Qu'est-ce qui peut empêcher et empêcher les gens de changer les caractéristiques de la population? Revenant à l'exemple ci-dessus, que se passe-t-il lorsque (et si) les scientifiques ont une compréhension complète de la base génétique de l'intelligence avancée? Qu'est-ce qui empêchera les gouvernements d'interdire le changement dans leurs populations? Et que choisiraient de faire les gouvernements rivaux?

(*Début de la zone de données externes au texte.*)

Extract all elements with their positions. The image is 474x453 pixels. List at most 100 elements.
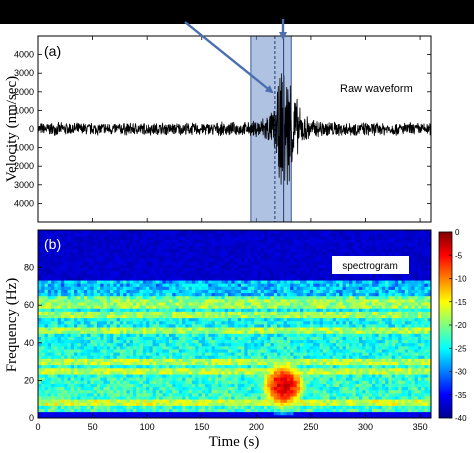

Chez YCombinator, nous avons déjà commencé à investir dans les startups CRISPR, et je pense que nous allons développer cette direction. Il est important de comprendre qu'une fois que les «programmeurs» génétiques auront accès au code de la vie, il n'y aura pas de limites. La variété des applications (existantes et potentielles) est frappante en ce moment. Les scientifiques ont utilisé CRISPR pour modifier le génome des chèvres afin qu'elles produisent de la soie d'araignée (un matériau très inhabituel et difficile à produire en grande quantité) dans leur lait! Il a également été suggéré que CRISPR peut traiter l'hémophilie et même remplacer les antibiotiques. Des scientifiques chinois ont utilisé CRISPR pour modifier des embryons humains (non viables), et cette affaire a suscité de nombreuses controverses. Les humains alimentés par CRISPR ne sont pas aussi loin qu'ils le paraissent.

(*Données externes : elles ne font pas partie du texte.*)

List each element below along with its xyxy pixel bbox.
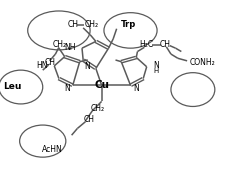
Text: CH: CH xyxy=(67,20,78,29)
Text: HN: HN xyxy=(36,61,47,70)
Text: Leu: Leu xyxy=(3,82,22,91)
Text: NH: NH xyxy=(64,43,76,52)
Text: CH: CH xyxy=(44,58,55,67)
Text: N: N xyxy=(153,61,159,70)
Text: Cu: Cu xyxy=(94,80,109,90)
Text: CH: CH xyxy=(83,115,94,125)
Text: H: H xyxy=(153,68,158,75)
Text: CH₂: CH₂ xyxy=(53,40,67,49)
Text: AcHN: AcHN xyxy=(42,145,62,154)
Text: N: N xyxy=(134,84,139,93)
Text: N: N xyxy=(84,62,90,71)
Text: CH₂: CH₂ xyxy=(91,104,105,113)
Text: Trp: Trp xyxy=(121,20,136,29)
Text: N: N xyxy=(64,84,70,93)
Text: CH₂: CH₂ xyxy=(84,20,98,29)
Text: CONH₂: CONH₂ xyxy=(189,58,215,67)
Text: CH: CH xyxy=(160,40,171,49)
Text: H₂C: H₂C xyxy=(140,40,154,49)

Les techniques et technologies d'application de CRISPR s'améliorent de plus en plus. Ils deviennent plus précis, prévisibles et moins chers. Nous en apprenons de plus en plus sur le code génétique (en partie grâce au fait qu'avec CRISPR, nous pouvons voir ce qui se passe lorsque nous retirons un gène et en insérons un autre à sa place). La technologie ne peut pas être arrêtée, et il y a une conclusion inévitable: dans un avenir pas très lointain, nous pourrons programmer presque toutes les créatures à notre guise. Y compris les gens. La question de savoir si nous résisterons à l'envie de réviser les définitions de l'existence humaine est une question ouverte. Je pense qu'une étape décisive de la part d'une personne ou d'une société n'est qu'une question de temps.

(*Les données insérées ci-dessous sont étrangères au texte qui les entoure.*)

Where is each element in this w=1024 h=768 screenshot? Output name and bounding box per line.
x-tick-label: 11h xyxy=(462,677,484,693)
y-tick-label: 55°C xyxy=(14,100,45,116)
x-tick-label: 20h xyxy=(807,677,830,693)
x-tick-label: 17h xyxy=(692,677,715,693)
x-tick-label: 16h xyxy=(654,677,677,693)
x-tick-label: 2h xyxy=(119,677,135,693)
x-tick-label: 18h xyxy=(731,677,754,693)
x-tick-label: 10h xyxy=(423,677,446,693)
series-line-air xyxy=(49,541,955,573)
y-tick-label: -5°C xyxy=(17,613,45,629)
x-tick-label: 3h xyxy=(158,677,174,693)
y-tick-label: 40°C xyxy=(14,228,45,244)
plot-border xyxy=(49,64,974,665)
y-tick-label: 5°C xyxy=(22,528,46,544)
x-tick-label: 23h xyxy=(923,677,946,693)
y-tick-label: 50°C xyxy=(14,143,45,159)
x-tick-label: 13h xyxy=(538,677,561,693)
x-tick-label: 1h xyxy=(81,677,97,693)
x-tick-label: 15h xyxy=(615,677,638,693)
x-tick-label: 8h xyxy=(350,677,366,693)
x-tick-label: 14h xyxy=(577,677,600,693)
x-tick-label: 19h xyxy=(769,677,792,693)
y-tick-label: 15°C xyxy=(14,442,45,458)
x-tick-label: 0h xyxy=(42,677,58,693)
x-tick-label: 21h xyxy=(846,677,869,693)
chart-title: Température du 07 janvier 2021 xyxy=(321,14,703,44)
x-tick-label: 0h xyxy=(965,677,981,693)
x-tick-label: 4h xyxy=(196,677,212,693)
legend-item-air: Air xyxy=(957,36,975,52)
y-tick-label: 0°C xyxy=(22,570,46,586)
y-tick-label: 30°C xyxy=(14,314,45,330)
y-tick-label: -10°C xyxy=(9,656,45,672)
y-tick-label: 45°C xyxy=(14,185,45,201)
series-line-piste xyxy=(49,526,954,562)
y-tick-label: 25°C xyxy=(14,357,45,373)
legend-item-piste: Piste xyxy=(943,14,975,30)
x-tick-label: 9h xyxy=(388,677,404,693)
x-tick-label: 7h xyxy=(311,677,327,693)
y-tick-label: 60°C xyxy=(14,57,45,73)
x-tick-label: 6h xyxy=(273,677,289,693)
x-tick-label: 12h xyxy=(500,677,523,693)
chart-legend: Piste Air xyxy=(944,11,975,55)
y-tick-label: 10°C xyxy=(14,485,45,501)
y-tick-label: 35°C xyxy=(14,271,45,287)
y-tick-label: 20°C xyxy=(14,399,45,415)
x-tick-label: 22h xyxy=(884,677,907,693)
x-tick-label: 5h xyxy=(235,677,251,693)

Merci à Sam Altman, Craig Cannon, Karen Lien et John Ralston qui ont lu et commenté les premières versions de ce texte.



Liens



RadioLab - CRISPR

Breakthrough DNA Editor Born of Bacteria - Quanta Magazine

Rewriting the Code of Life - The New Yorker, 2 janvier 2017 - Michael Spector

Emerging Technology: Concerning RNA-guided gene drives for the alteration of wild populations - Kevin M Esvelt, Andrea L Smidler, Flaminia Catteruccia et George M Church

CRISPR

Wiki Gene Drive Wiki



Remarques



  1. Si vous préférez écouter plutôt que lire, RadioLab a un excellent podcast CRISPR disponible ici.
  2. L'UC Berkeley et le BROAD Institute dans le Massachusetts sont deux principaux opposants dans le différend sur les droits CRISPR. La chronologie du travail de BROAD peut être vue ici.
  3. Les ramifications du piratage de Ken Thompson sont énormes. Voici l'essai classique de Thompson, «Réflexions sur la question de savoir si la confiance peut être faite», et un bon résumé de ses conclusions.
  4. Si vous lisez le piratage de Thompson, vous découvrirez qu'il est allé encore plus loin et a modifié le compilateur C afin qu'il puisse se reconnaître et injecter le code de reconnaissance de la routine d'autorisation dans le programme d'injection de code.
  5. Cette affirmation n'est pas entièrement vraie pour toutes les générations. Même si l'efficacité doit être très élevée au début, la biologie nous surprend souvent. Les chercheurs ont découvert que les organismes peuvent en fait développer une résistance à Gene Drive (un peu comme la résistance aux antibiotiques).